What spoke to me even more strongly, however, given my recent foray into the Deal Me In challenge, was this:

Yes, friends and neighbors, there's a peril just for readers of short stories, and there are no rules or limitations on how many can/should be read.  I definitely plan to do this one, AND I am going to do it in true Deal Me In fashion.  How? you may ask.  LIKE THIS:

These playing cards will fit the bill nicely, and I've already ordered a set (from Amazon -- you can get your own set here).  I'm pretty excited about using these cards to select the short stories I will be reading for R.I.P. IX.  The plan is to read one a week in September (because I will still be doing Deal Me In as well as one of the other Perils), and then two a week in October, as we get close to the big day of Halloween.  The calendar cooperates very nicely as well, because this means I will be reading THIRTEEN stories, a great number for this kind of challenge, plus of course it's the number of cards in a suit.  I want to see what the cards look like when I get them in a few days, but I think I will be using spades as the suit for selecting my stories.  It's usually the suit that Jay at Bibliophilopolis uses for "darker" stories.

No matter which suit I use, here is the list of stories I plan to read, culled from a variety of spooky/creepy/weird anthologies which I have always gravitated towards anyway:

Ace: “The Red Room” by H.G. Wells (review)
2: “How Fear Departed from the Long Gallery” by E.F. Benson (review)
3: “The Canterville Ghost” by Oscar Wilde (review)
4: “Pay the Ghost” by Tim Lebbon (review)
5: “Lusus Naturae” by Margaret Atwood (review)
6: “What You Do Not Know You Want” by David Mitchell (review)
7: “Reports of Certain Events in London” by China Mieville (review)
8: “The Trick” by Ramsey Campbell (review)
9: “Orchestra” by Stephen Mark Rainey (review)
10: “Rappaccini’s Daughter” by Nathaniel Hawthorne (review)
J: “Shut a Final Door” by Truman Capote (review)
Q: “A Teacher’s Rewards” by Robert Phillips (review)
K: “Warm” by Robert Sheckley (review)

A couple of these are stories I have read before (such as the Hawthorne) but they all should be interesting.

Oh, and I'm pretty sure I want going to do this too:

Fall is just a great time for reading, and I simply cannot resist stuff like this!

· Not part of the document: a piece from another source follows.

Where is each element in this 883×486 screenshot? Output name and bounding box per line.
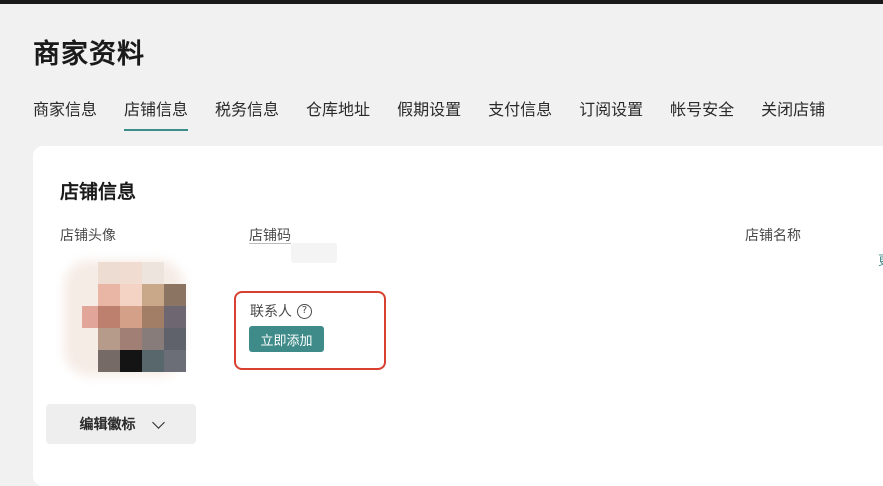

UPDATE: Since I am clearly a glutton for punishment, I am going to make my Peril the First even more perilous, with the addition of this readalong at Castle Macabre:

Yes, #5 on my list of books is going to be The House of the Seven Gables by Nathaniel Hawthorne (review).  It will go well with "Rappaccini's Daughter" on my short story list, and it's another of those books I feel like I should have already read.  Whether I finish all this reading or not, I have a feeling it's going to be an exciting Fall!


  1. Oh, I like those cards! Great plan. Now you have me thinking, "Surely I could fit in another couple short stories each week..."

    1. I don't mean to be a bad influence or anything, but... GO FOR IT! :-)

  2. Glad you are joining us in this and in reading The Haunting of Hill House. I think I'll read it aloud to my wife this time around so that we can be creeped out together.

    Mississippi, eh? Summer will indeed be hanging around there for a while longer, I suspect. I do wish you a rapidly approaching Autumn, however.

    1. Thanks!! This is my first time reading The Haunting of Hill House, and I don't know how I have missed it lo these many years. It's so good and I am racing through it!

  3. Great story selections! I've only read three, but am familiar with many of the authors. Capote wrote some pretty creepy stuff that I wasn't aware of until recent years. His story "Tree of Night" was quite chilling. I love Rapaccini's Daughter as well.